Avec son kiosque, sa petite fontaine et son grand parking, la place Raoul Larche n’est plus la place centrale et animée qu’elle était les siècles précédents. Difficile de s’imaginer que se trouvaient à cet endroit une monumentale halle de 508 m2, des prisons, l’école primaire communale et même un tribunal seigneurial !
En réalité, sur cette place se sont succédé deux halles (d’où le terme un peu abusif « des halles » lorsque l’on parle en fait d’une seule halle). La première est déjà construite en 1696 (un acte notarié le mentionne), mais elle est en mauvais état. En 1737, la charpente composée de cinq rangées de piliers de bois posés sur des pierres est attaquée de toute part et s’est même écroulée côté grande rue où se trouvait le parquet (lieu où se rend la justice).
Vers 1750, les anciens de Saint-André avaient demandé à Jean-Frédéric de La Tour du Pin, leur seigneur, de leur bâtir une nouvelle halle et une fontaine, ce qu’il fait, à ses frais, sur une place vide. Sur ce lieu se retrouvent de nombreux commerçants lors des marchés, établis depuis 1289, et lors des foires plusieurs fois par an.
Au moment de la Révolution, les droits seigneuriaux sont abolis et la municipalité souhaite se doter d’un local pour organiser ses réunions et demande à racheter la halle et ses dépendances à l’ancien seigneur. Des courriers datés de 1792 témoignent de « la noblesse et de la générosité de ce grand seigneur », comme l’écrit l’historien Alexandre Nicolaï. En effet, des experts indépendants ont évalué le prix de la halle et des bâtiments adjacents à 8454 francs et le sol à 1038 francs. La correspondance de l’époque indique que La Tour du Pin a renoncé aux 1038 francs et a demandé à ce que cette somme soit donnée aux pauvres de la commune, ce qui a été fait par une distribution de pain sous la halle. Il n’est pas possible de se montrer plus galant homme que ne l’a été en cette circonstance La Tour du Pin, qui mourut guillotiné en 1794.
Après réparations, la première « maison commune » (mairie) est donc installée à la place de l’ancien tribunal seigneurial. Cette salle communique avec la prison où sont logés les détenus envoyés aux prisons de Bordeaux.

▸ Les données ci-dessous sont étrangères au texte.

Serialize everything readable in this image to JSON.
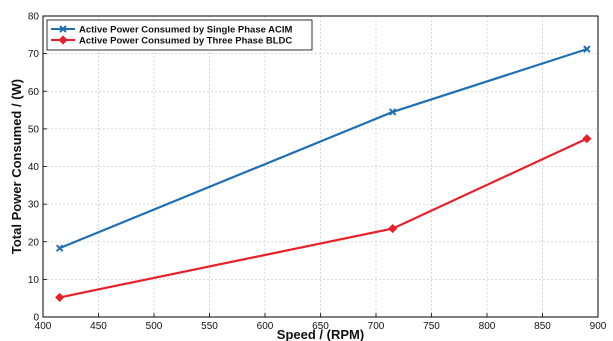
{
  "chart_data": {
    "type": "line",
    "title": "",
    "xlabel": "Speed / (RPM)",
    "ylabel": "Total Power Consumed / (W)",
    "xlim": [
      400,
      900
    ],
    "ylim": [
      0,
      80
    ],
    "xticks": [
      400,
      450,
      500,
      550,
      600,
      650,
      700,
      750,
      800,
      850,
      900
    ],
    "yticks": [
      0,
      10,
      20,
      30,
      40,
      50,
      60,
      70,
      80
    ],
    "xtick_labels": [
      "400",
      "450",
      "500",
      "550",
      "600",
      "650",
      "700",
      "750",
      "800",
      "850",
      "900"
    ],
    "ytick_labels": [
      "0",
      "10",
      "20",
      "30",
      "40",
      "50",
      "60",
      "70",
      "80"
    ],
    "grid": true,
    "legend_position": "top-left",
    "series": [
      {
        "name": "Active Power Consumed by Single Phase ACIM",
        "color": "#1f6fb5",
        "marker": "x",
        "x": [
          415,
          715,
          890
        ],
        "y": [
          18.3,
          54.5,
          71.2
        ]
      },
      {
        "name": "Active Power Consumed by Three Phase BLDC",
        "color": "#e8202a",
        "marker": "diamond",
        "x": [
          415,
          715,
          890
        ],
        "y": [
          5.2,
          23.5,
          47.4
        ]
      }
    ]
  }
}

Cette halle faisait donc partie du patrimoine commun.
N’avait-elle pas vu les soldats américains jouer du jazz en 1918 ? N’avait-elle pas abrité le défilé triomphal du 11 novembre 1918, les banquets de toutes les sociétés cubzaguaises ? N’avait-elle pas accueilli la joie débordante des Cubzaguais de la Libération ou les rencontres des jeunes à la conquête de l’âme sœur lors des bals musettes et des foires ?
Mais alors, pourquoi a-t-elle été détruite en octobre 1966 ? En fait, deux problèmes se posaient aux élus : la destruction du bâtiment et le déplacement du marché. Quand la question a été évoquée pour la première fois par les élus, les réactions ont été diverses. Enlever la halle aux habitants du “haut du bourg“, n’était-ce pas comme si on parlait de priver de leur église ceux “du bas“ ?
Les commentaires sont alors allés bon train dans la petite ville de 4500 habitants de plus en plus envahie par les automobiles… Chacun exprimait son avis, les discussions animaient les tables du restaurant du Coq hardi, le comptoir du Bar central, les files d’attente de la pharmacie Pons, du coiffeur Vachaumard, de l’épicerie Pierrat et même la sortie de la messe.
Le constat était sans appel : il fallait aménager des parkings, mais fallait-il nécessairement détruire la halle ?
Quelques soient les opinions, une même question se posait : que deviendrait le marché qui se tenait dessous ? Déjà, la municipalité de Daniel Fournier avait dû se plier aux instructions du préfet en interdisant en 1965 le marché du samedi matin près de la route nationale 10 (passant alors rue Nationale) qui devenait de plus en plus dangereux pour la circulation automobile. Le marché s’installa donc sur la grande place du Champ de Foire. En quelques semaines, il grandit tellement qu’il était impossible de revenir à l’ancienne tradition sous la halle sans déborder du cadre originel. Que faire de la halle ? La charpente nécessitait des travaux de réfection, les pierres étaient abîmées, mais restaurables.
La municipalité pouvait agir. Après mûre réflexion, les considérations des uns et des autres ayant été étudiées, les édiles municipaux ont pris la décision le 22 octobre 1966, à la majorité, de raser la halle.
Quelques jours après, le projet de démolition a fait l’objet d’un appel d’offres aux entrepreneurs, et le 2 novembre 1966, jour des morts, le premier coup de pioche a été donné à la halle deux fois centenaire.
Une destruction impensable aujourd’hui.